Difference Between Primary Markets and Secondary Markets

Primary markets

Primary markets form part of the financial markets where new financial commodities are issued and form the situation where new sources of funds are for prospect borrowers. For example in the case of a firm, the issuing of new shares forms part of the activity of a primary market. The primary market catalyzes saving among the population. Corporations in the primary market activities make various issues, which are Bonus Issue, Rights Issue, and Public Issues among others (Sundaresan, 2009). The issuer is the firm, which gives the Initial Public Offer (IPO). Bonds debentures and shares are further sold to the public through investment banks or underwriters who are registered by the particular stock exchange.
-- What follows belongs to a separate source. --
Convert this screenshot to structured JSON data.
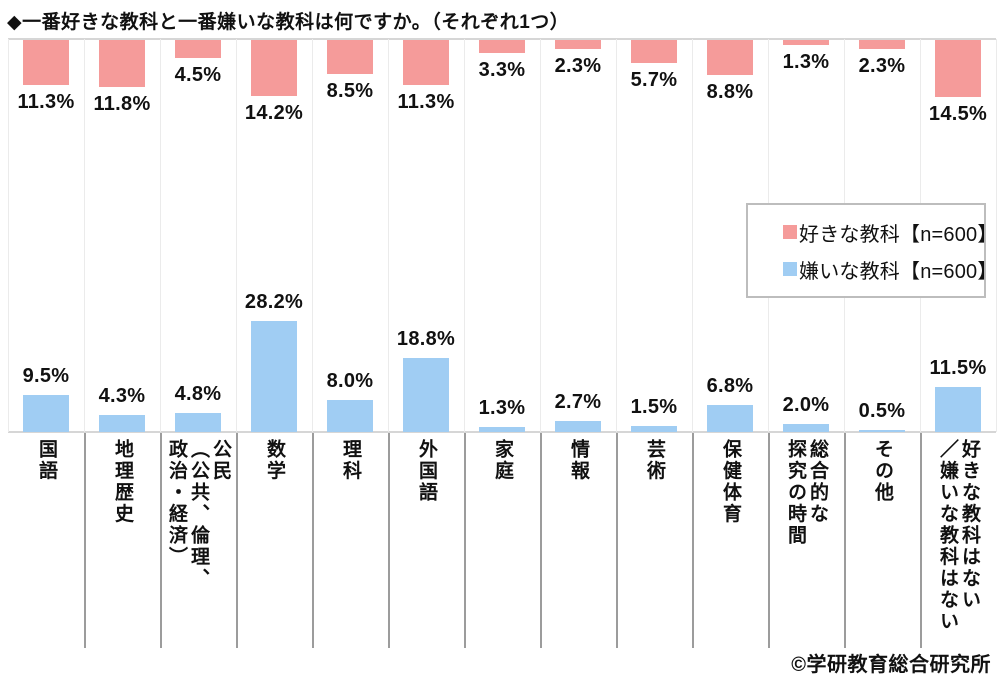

Securities are sold once on the primary market while they can be sold countless times on the secondary market. The major markets offer funds to companies while secondary markets offer income to investors where they get back their invested amount, which may be less or more according to the situation of the share in the stock exchange.

Secondary markets

The market forms a place where individuals or firms that have the financial products sell them to the public among other interested parties. Secondary market differs from the primary market in the sense that the stocks or bonds are not purchased from the companies issuing them but from other investors (Burton et al., 2010). The companies, as a result, do not take part in the transactions carried out in the secondary market.  The trading activity of the primary market is lesser than that of the secondary market showing that more investors sell to each other than companies selling to investors directly in primary markets do. Interbank loans cannot be purchased or passed on to other individuals in the secondary market. The secondary markets are mostly stock exchanges in different countries or states like the New York stock exchange, which deals in the trading of stocks and bonds especially after the company issues its shares in the primary market, which further are listed on the stock exchange to be traded. Selling and purchasing of stocks on are done through brokers at the stock exchange. The brokers are usually registered to facilitate sale and purchase of shares on the stock exchange. The prices of securities in the secondary market vary while those of the primary market are fixed.